The Tim Buckley Archives

Album Reviews

jackfeenyreviews.com - 1995

Tim Buckley: Honeyman
"I talk in tongues"

By Jack Feeny

Best Tracks: Dolphins, Buzzin' Fly, Get on Top, Honey Man - Eight Stars

Kingsley to Jeff's Martin, Tim Buckley of course enjoyed a critical reputation that pre-existed and was independent to his son's.

Beginning his career in the mid-sixties as a sincere and perhaps rather earnest folk singer, Tim embarked on a splendid piece of traditional self-sabotage by taking his extraordinary vocal ability and exercising it instead on avant-garde jazz-folk explorations that made Van Morrison look modest and unassuming.

Although tragically and somewhat eeriely suffering a similarly premature death as that which befell his son Tim had a longer career and was thus able to flex his range more extensively. Frustratingly, almost half of his catalogue remains out of print in the CD era (including the much-lauded Starsailor which, of course, gave its name to one of the noughties' very worst bands).

I have obtained what I can and am endeavoring to find the rest, but for a one-off I have chosen to review one of his apparently least important releases - a posthumously released recording of a radio session from the mid-seventies, as he came to the end of his career and, indeed, life.

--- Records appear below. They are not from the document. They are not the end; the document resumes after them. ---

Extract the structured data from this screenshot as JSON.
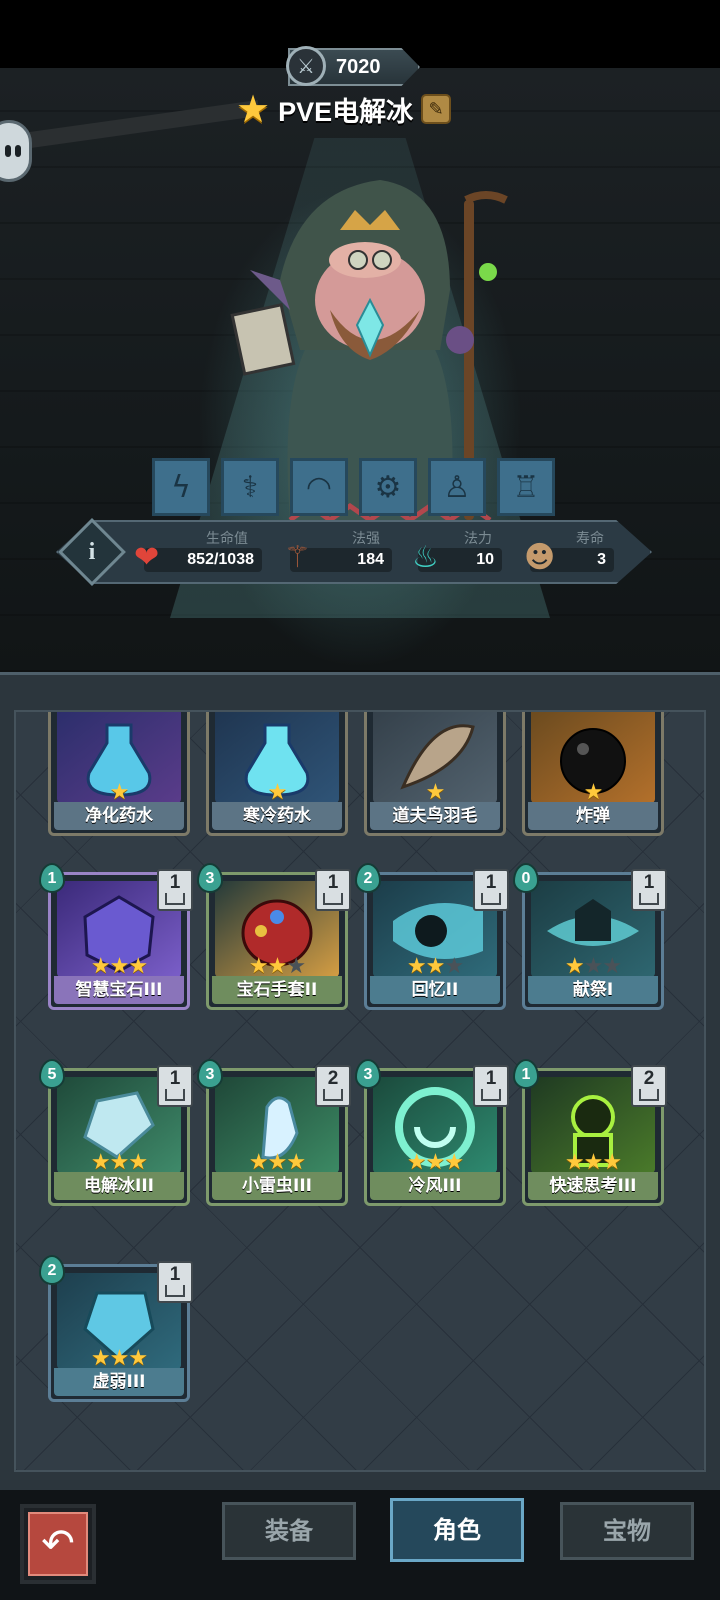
{
  "hero": {
    "power": "7020",
    "name": "PVE电解冰",
    "traits": [
      "lightning-icon",
      "caduceus-icon",
      "flex-arm-icon",
      "gear-brain-icon",
      "kneel-icon",
      "spear-figure-icon"
    ]
  },
  "stats": {
    "hp": {
      "label": "生命值",
      "value": "852/1038"
    },
    "spell_power": {
      "label": "法强",
      "value": "184"
    },
    "mana": {
      "label": "法力",
      "value": "10"
    },
    "lifespan": {
      "label": "寿命",
      "value": "3"
    }
  },
  "cards": [
    {
      "name": "净化药水",
      "stars": 1,
      "max_stars": 1,
      "theme": "gold",
      "art": "potion-blue"
    },
    {
      "name": "寒冷药水",
      "stars": 1,
      "max_stars": 1,
      "theme": "gold",
      "art": "potion-cyan"
    },
    {
      "name": "道夫鸟羽毛",
      "stars": 1,
      "max_stars": 1,
      "theme": "gold",
      "art": "feather"
    },
    {
      "name": "炸弹",
      "stars": 1,
      "max_stars": 1,
      "theme": "gold",
      "art": "bomb"
    },
    {
      "name": "智慧宝石III",
      "cost": "1",
      "count": "1",
      "stars": 3,
      "max_stars": 3,
      "theme": "purple",
      "art": "gem"
    },
    {
      "name": "宝石手套II",
      "cost": "3",
      "count": "1",
      "stars": 2,
      "max_stars": 3,
      "theme": "green",
      "art": "gauntlet"
    },
    {
      "name": "回忆II",
      "cost": "2",
      "count": "1",
      "stars": 2,
      "max_stars": 3,
      "theme": "blue",
      "art": "memory"
    },
    {
      "name": "献祭I",
      "cost": "0",
      "count": "1",
      "stars": 1,
      "max_stars": 3,
      "theme": "blue",
      "art": "sacrifice"
    },
    {
      "name": "电解冰III",
      "cost": "5",
      "count": "1",
      "stars": 3,
      "max_stars": 3,
      "theme": "green",
      "art": "ice-cube"
    },
    {
      "name": "小雷虫III",
      "cost": "3",
      "count": "2",
      "stars": 3,
      "max_stars": 3,
      "theme": "green",
      "art": "thunder-bug"
    },
    {
      "name": "冷风III",
      "cost": "3",
      "count": "1",
      "stars": 3,
      "max_stars": 3,
      "theme": "green",
      "art": "cold-wind"
    },
    {
      "name": "快速思考III",
      "cost": "1",
      "count": "2",
      "stars": 3,
      "max_stars": 3,
      "theme": "green",
      "art": "quick-think"
    },
    {
      "name": "虚弱III",
      "cost": "2",
      "count": "1",
      "stars": 3,
      "max_stars": 3,
      "theme": "blue",
      "art": "weakness"
    }
  ],
  "nav": {
    "tabs": [
      {
        "label": "装备",
        "active": false
      },
      {
        "label": "角色",
        "active": true
      },
      {
        "label": "宝物",
        "active": false
      }
    ]
  }
}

The end of Buckers Sr's career was controversial as he abruptly gave up the wanky, hippy jazz shit and knocked out a few albums of leering, generic blues songs before finally clocking out on a bad batch of brown. 1972's Greetings from L.A. is the most widely available of his 'iffy' albums and consists almost entirely of coked-up sleazy blues-rock songs about shagging fat birds. I think it is ace.

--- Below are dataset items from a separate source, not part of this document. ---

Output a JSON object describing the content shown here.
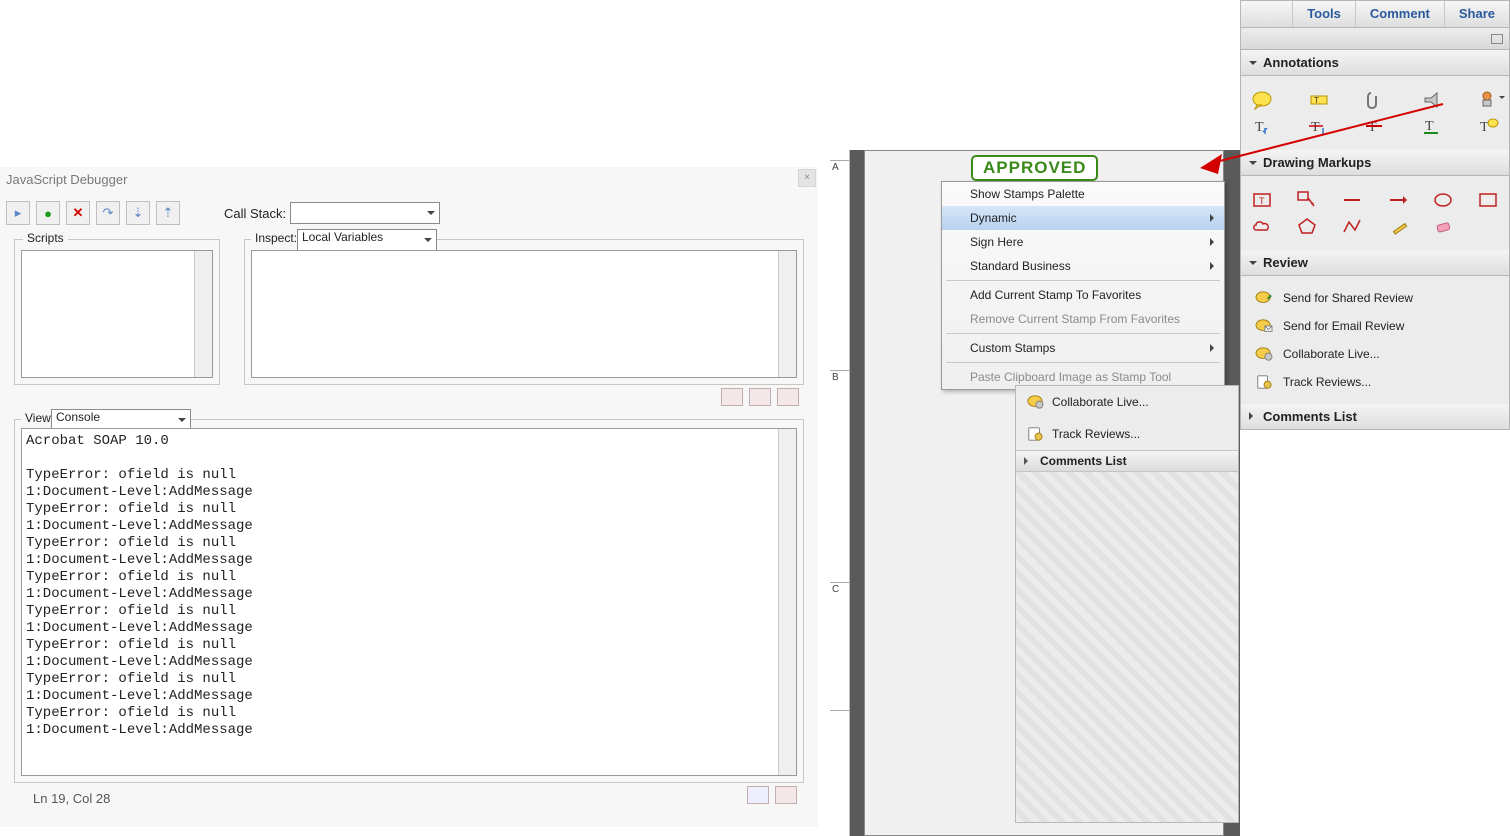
{
  "debugger": {
    "title": "JavaScript Debugger",
    "toolbar": {
      "callstack_label": "Call Stack:"
    },
    "scripts_legend": "Scripts",
    "inspect_legend": "Inspect:",
    "inspect_value": "Local Variables",
    "view_legend": "View:",
    "view_value": "Console",
    "console_text": "Acrobat SOAP 10.0\n\nTypeError: ofield is null\n1:Document-Level:AddMessage\nTypeError: ofield is null\n1:Document-Level:AddMessage\nTypeError: ofield is null\n1:Document-Level:AddMessage\nTypeError: ofield is null\n1:Document-Level:AddMessage\nTypeError: ofield is null\n1:Document-Level:AddMessage\nTypeError: ofield is null\n1:Document-Level:AddMessage\nTypeError: ofield is null\n1:Document-Level:AddMessage\nTypeError: ofield is null\n1:Document-Level:AddMessage",
    "status": "Ln 19, Col 28"
  },
  "ruler": {
    "marks": [
      "A",
      "B",
      "C"
    ]
  },
  "stamp_text": "APPROVED",
  "ctx_menu": {
    "items": [
      {
        "label": "Show Stamps Palette",
        "has_sub": false
      },
      {
        "label": "Dynamic",
        "has_sub": true,
        "hl": true
      },
      {
        "label": "Sign Here",
        "has_sub": true
      },
      {
        "label": "Standard Business",
        "has_sub": true
      }
    ],
    "fav_add": "Add Current Stamp To Favorites",
    "fav_remove": "Remove Current Stamp From Favorites",
    "custom": "Custom Stamps",
    "paste": "Paste Clipboard Image as Stamp Tool"
  },
  "doc_panel": {
    "items": [
      "Collaborate Live...",
      "Track Reviews..."
    ],
    "comments_hdr": "Comments List"
  },
  "right_panel": {
    "tabs": [
      "Tools",
      "Comment",
      "Share"
    ],
    "sections": {
      "annotations": "Annotations",
      "drawing": "Drawing Markups",
      "review": "Review",
      "comments": "Comments List"
    },
    "review_items": [
      "Send for Shared Review",
      "Send for Email Review",
      "Collaborate Live...",
      "Track Reviews..."
    ]
  }
}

Honey Man, though, offers up a concise selection of songs from throughout Buckley's career (not necessarily his best or most popular) but all performed with relish by his sleazy blues-rock band. Buzzin' Fly, then, is stripped of the focusless meandering of the Happy Sad original and turned into a relaxed-yet-tight melodic workout with Buckley clearly enjoying treating it in a more lighthearted manner.

Similarly, his opening cover of Dolphins lilts and lopes wonderfully towards its wistful chorus. As might be expected the weight of the material does lean towards his contemporary blues songs (although Goodbye and Hello's psychedelic classic Pleasant Street is given an almost unrecognizable funky twist) and the band are so tight and Buckley such a good singer that it makes for a searing set.

In many ways he sounds like a leaner version of L.A. Woman-era Jim Morrison and his pounding, extended, sweaty work-out through the title track forms the climax of the set and, really, is a million miles away from his jazz-folk experiments of just a few years previous.

Greetings from LA gets the most attention and the excellent Get on Top ('and let me breath') is a leering, lascivious classic. Indeed, after the earnest hippy sentiments of his early albums it is refreshing to hear him unashamedly celebrate the simple joys of being a bachelor man and the closing Sweet Surrender opens in truth more impressively than it ends with his brooding declaration of unfaithfulness ('I had to be a hunter again') delivered with an anguished authority.

As an overview of Tim's career this set is not really representative, and on that basis far from essential, but it is perhaps the most effortlessly enjoyable. It is not overwhelmingly forward-thinking, pretentious, or unique. When such an excellent singer steps up to the mic, though, only the most churlish would deny it isn't worth hearing.

NB. Thanks to the fabulous generosity of Sebastien Blondel I now have a complete collection of Tim Buckley's albums. A full page will follow in due course.